Beginning in the 1990s, successive Commissioners of New York's Office of Mental Retardation and Developmental Disabilities (OMRDD) expressed a commitment not only to deinstitutionalization, but to the development of individualized services as well. With support from the Medicaid waiver and state resources, OMRDD began to expand family support services and provide flexible funding for individualized supports.

Change in a state as large and complex as New York is bound to be slow. OMRDD has promoted individualized services (the "Individualized Services Environment" or "ISE") as a philosophy, but state regional offices ("DSOs") and voluntary agencies do not share a common understanding of this new direction. Many of the services developed by state and voluntary agencies through new OMRDD individualized services initiatives parallel traditional models, albeit somewhat smaller than existing facilities. In many cases, state and voluntary agencies have not established safeguards for individualized services to replace traditional licensing and certification procedures.

Yet on a small scale and in increasing numbers, agencies in New York State are exploring innovative approaches to supporting families and assisting adults with developmental disabilities to live in their own homes. Many of these efforts have been undertaken by relatively small private agencies. For some agencies, the development of individualized services for some people has resulted in a critical examination of all of their services.
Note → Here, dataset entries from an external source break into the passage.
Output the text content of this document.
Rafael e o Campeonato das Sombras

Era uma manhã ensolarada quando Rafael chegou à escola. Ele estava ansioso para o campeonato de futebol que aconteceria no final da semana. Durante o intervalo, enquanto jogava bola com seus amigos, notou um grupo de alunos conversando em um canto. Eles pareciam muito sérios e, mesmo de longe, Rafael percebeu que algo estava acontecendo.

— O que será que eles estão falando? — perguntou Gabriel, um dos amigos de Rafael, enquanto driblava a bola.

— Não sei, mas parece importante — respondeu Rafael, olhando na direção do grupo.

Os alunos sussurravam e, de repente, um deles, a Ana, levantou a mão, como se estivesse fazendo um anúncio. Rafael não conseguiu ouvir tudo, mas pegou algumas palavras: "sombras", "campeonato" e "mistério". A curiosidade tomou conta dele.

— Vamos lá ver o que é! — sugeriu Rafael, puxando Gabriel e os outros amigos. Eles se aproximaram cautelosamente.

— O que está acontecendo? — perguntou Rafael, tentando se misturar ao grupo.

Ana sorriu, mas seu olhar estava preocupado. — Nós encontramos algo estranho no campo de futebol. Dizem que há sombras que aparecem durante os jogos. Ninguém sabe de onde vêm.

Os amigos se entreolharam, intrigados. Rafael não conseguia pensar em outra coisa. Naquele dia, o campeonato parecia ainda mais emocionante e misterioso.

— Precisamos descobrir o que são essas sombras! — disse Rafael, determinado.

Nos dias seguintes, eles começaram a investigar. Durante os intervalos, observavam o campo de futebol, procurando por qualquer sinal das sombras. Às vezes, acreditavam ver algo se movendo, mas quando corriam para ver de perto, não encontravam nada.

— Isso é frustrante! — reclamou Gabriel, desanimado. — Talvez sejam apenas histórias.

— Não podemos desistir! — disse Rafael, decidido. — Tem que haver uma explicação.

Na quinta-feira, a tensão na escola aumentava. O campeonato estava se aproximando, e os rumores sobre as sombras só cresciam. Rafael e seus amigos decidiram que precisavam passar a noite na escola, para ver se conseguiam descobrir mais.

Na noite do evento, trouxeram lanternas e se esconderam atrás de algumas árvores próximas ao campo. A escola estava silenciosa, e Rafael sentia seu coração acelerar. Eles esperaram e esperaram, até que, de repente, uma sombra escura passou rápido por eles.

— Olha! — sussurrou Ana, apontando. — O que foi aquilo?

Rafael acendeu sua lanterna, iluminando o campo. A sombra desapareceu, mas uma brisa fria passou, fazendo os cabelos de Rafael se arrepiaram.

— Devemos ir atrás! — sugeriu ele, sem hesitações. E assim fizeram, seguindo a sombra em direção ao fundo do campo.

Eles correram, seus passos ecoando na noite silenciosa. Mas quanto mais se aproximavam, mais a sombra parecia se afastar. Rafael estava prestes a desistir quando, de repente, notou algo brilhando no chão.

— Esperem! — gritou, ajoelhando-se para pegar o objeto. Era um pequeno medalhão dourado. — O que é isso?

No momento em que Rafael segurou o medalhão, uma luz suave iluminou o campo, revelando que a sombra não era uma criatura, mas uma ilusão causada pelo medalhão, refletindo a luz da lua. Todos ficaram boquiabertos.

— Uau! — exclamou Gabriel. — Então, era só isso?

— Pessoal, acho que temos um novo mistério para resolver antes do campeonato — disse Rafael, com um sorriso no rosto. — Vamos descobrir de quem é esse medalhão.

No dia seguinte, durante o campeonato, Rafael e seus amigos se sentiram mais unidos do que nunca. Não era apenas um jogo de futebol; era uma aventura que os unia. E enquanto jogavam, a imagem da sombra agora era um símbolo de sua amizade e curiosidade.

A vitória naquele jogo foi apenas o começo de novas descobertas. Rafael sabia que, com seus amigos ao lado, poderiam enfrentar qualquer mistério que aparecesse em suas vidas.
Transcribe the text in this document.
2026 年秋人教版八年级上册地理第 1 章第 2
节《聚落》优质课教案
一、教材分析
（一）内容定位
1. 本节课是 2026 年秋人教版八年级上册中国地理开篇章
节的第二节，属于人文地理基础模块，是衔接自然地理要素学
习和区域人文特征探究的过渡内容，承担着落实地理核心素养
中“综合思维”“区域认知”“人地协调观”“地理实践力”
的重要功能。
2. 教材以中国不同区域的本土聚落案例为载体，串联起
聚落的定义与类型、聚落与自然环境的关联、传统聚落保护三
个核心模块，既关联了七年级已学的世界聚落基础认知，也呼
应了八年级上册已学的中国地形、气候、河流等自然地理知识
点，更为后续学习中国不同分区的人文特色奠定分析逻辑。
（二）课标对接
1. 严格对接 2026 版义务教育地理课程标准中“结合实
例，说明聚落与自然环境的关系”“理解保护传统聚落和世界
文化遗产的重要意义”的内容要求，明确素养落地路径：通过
For other agencies, individualized services take their place within a continuum of otherwise traditional services.

This bulletin describes some of the most innovative examples of individualized services in New York State identified during a statewide search by the Center on Human Policy. None of the agencies or services described in this bulletin is perfect. However, each of these services described here can provide a positive example for agencies interested in pursuing more responsive and individualized ways of supporting people with developmental disabilities in the community.

Reference

Mangan, T., Blake, E. M., Prouty, R. W., & Lakin, K. C. (1994). Residential services for persons with mental retardation and related conditions: Status and trends through 1993. Minneapolis: University of Minnesota, Research and Training Center on Residential Services and Community Living, Institute on Community Integration (UAP).